Now What?

Now What?

John Kenneth Galbraith in a letter to then President Kennedy wrote; “Politics is not the art of the possible. It consists in choosing between the disastrous and the unpalatable.” Diabetic Investor is reminded of these words when the House, on a partisan vote, finally passed President Obama’s Health Care Reform package.  

After the vote the American Diabetes Association (ADA) issued the following statement; “Today is a day for celebration for the 23.6 million American children and adults who are living with diabetes. The passage of health reform by the House of Representatives finally tears down the wall that keeps people with diabetes from the health care they need,” commented Nash Childs, PE, Chair of the Board, American Diabetes Association. 

“With the passage of health reform ‘just because you have diabetes’ will no longer be a lawful excuse to deny coverage, to charge exorbitant rates, or to take away care just when a person with diabetes needs it most.  It gives all Americans with diabetes a fighting chance at controlling this devastating disease before they face blindness, amputation, heart disease, and kidney failure.

“The bill is also an essential step in the fight to stop diabetes through primary prevention using the tools we know can make a difference for the 57 million Americans with pre-diabetes and the one in three children who will end up with diabetes if our nation doesn’t change course.

“We thank the House of Representatives for their success in passing meaningful health care reform.”

Given the bill is over 2,000 pages long, Diabetic Investor has not yet undertaken the herculean task of actually reading the bill. That being said our comments today are based on a combination of comments and excerpts written about or from the bill.

First and foremost the passage of healthcare reform will do nothing to improve outcomes for the millions of patients with diabetes or pre-diabetes. All along Diabetic Investor has stated that healthcare reform really has nothing to do with helping patients achieve better outcomes, from the beginning healthcare reform was about money. Specifically who is able to get insurance and who pays for which services. Diabetic Investor has said it before and we will say it again; the fact that a patient has health insurance in no way means the care this patient is receiving is any good. About all it means is that someone will be paying for this care.

There are some who will contend that providing health insurance to patients with diabetes will somehow improve therapy compliance. The general argument is that drugs are expensive and patients with diabetes fail to take their drugs as prescribed because they cannot afford the drugs. While there is a small amount of validity to this argument, the main reason patients fail to stay compliant with their therapy regimen has more to do with the patient then it does with how much drugs costs or who pays for the drugs. Several studies have shown that therapy non-compliance really has more to do with the lack of patient education than the cost of the drugs.

The deeper one gets into this bill, the clearer it becomes that improving healthcare was the last thing Congress and the President achieved. The bill fails to address some fundamental problems with the healthcare system such as improving outcomes, preventive care and patient education. The passage of this bill is about one thing and one thing only; money.

The real question that should be asked about this so-called historic achievement is; what now? Or put a different way; has anything, other than who pays for what services, changed?  Will this bill in any way improve the future for the millions of patients with diabetes or pre-diabetes? Will it improve how the FDA functions? Will it help physicians more effectively treat their patients with diabetes?

The answers to these and many more questions, is of course unknown. (Although Diabetic Investor is pretty sure at this very moment a group of researchers is designing a study that will measure the impact of healthcare reform on patient outcomes.) Diabetic Investor also wonders, given that several provisions in the bill don’t take effect until 2014, what changes will be made once this bill becomes law. If there is one thing everyone can count on is Congress will definitely tinker with the bill between now and 2014.

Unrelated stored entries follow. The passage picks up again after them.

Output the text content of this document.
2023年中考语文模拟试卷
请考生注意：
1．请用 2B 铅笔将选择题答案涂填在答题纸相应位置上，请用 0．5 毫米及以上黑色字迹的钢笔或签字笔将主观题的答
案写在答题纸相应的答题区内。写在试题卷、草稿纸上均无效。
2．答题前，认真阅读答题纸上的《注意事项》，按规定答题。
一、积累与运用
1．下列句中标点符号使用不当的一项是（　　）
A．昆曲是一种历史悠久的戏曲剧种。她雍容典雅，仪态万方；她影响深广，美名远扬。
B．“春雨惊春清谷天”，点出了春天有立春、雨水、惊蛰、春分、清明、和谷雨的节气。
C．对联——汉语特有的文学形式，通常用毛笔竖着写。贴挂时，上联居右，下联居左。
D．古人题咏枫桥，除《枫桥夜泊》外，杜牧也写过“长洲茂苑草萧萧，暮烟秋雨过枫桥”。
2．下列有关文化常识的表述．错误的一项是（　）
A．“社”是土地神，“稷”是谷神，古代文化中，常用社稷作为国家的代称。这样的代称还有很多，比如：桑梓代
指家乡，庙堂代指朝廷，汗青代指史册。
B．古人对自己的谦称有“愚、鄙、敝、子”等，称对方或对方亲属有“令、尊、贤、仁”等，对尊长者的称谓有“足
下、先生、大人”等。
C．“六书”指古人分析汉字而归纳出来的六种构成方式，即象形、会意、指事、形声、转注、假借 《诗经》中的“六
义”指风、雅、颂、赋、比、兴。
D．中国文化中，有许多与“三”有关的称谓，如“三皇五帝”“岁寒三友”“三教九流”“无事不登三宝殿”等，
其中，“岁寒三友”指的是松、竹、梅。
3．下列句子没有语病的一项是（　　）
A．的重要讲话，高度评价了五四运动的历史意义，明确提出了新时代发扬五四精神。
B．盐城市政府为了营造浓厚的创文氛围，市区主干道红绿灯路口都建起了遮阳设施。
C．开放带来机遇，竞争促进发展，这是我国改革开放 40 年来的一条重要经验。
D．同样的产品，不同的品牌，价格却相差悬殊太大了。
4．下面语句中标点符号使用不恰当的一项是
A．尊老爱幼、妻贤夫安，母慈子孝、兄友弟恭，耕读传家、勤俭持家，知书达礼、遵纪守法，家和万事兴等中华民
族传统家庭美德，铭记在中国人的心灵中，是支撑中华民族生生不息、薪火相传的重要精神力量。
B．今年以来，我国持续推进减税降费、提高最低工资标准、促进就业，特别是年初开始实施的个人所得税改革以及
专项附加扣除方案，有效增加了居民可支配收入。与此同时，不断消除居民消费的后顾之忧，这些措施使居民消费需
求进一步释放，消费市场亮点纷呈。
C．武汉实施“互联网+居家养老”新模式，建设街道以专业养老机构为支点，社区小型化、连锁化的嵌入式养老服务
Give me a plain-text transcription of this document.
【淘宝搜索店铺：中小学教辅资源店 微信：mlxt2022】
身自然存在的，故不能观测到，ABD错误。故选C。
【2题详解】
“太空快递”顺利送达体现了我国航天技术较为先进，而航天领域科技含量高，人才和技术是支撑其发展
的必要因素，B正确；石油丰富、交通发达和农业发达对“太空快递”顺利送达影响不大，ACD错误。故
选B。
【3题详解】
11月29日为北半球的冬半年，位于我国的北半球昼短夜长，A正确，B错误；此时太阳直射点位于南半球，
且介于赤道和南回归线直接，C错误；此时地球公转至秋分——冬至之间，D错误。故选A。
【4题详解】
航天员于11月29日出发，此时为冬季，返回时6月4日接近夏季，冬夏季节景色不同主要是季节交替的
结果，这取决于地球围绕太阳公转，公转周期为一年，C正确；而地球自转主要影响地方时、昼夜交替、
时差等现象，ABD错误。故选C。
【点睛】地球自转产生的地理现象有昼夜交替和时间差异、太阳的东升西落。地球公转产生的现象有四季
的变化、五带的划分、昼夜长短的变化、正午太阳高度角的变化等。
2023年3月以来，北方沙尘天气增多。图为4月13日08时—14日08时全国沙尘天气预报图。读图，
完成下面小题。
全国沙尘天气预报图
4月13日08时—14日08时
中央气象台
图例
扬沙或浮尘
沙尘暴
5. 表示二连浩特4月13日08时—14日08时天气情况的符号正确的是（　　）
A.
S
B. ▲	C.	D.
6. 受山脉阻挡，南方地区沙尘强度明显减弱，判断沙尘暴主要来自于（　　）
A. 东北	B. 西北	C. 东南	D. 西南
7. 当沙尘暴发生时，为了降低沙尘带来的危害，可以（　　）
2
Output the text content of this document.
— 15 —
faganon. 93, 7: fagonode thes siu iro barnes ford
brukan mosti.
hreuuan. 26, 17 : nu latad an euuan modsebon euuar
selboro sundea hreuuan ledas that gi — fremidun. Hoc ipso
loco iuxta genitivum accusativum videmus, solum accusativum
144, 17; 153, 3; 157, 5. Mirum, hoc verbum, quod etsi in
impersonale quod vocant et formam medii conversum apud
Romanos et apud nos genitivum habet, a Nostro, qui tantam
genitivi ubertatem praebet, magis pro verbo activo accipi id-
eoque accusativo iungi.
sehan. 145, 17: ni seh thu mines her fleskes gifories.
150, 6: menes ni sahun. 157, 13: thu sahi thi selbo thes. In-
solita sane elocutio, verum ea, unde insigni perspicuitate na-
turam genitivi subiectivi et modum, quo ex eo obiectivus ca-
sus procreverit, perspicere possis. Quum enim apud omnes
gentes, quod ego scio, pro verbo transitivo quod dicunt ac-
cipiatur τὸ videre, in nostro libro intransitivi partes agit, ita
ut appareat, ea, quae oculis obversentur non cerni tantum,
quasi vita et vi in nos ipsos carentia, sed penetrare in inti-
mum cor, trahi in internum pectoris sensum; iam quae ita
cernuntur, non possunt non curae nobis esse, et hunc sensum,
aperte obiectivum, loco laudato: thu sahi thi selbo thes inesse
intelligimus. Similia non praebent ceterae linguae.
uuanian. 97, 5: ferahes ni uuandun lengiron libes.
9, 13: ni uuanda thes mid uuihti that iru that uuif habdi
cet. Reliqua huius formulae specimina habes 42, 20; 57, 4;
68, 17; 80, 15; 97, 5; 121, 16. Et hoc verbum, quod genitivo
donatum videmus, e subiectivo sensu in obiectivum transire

Perhaps one day we will see a bill passed that will actually deals with healthcare and not just money. As a wise man once told Diabetic Investor; “Money only solves the problems that money creates.” The fact is helping the millions of patients with diabetes and pre-diabetes will take more than just money, it will take a fundamental shift in how patients are treated and educated.  

To Diabetic Investor this bill can best be summed up by something Samuel Johnson wrote over 200 years ago; “Why, Sir, most schemes of political improvement are very laughable things.”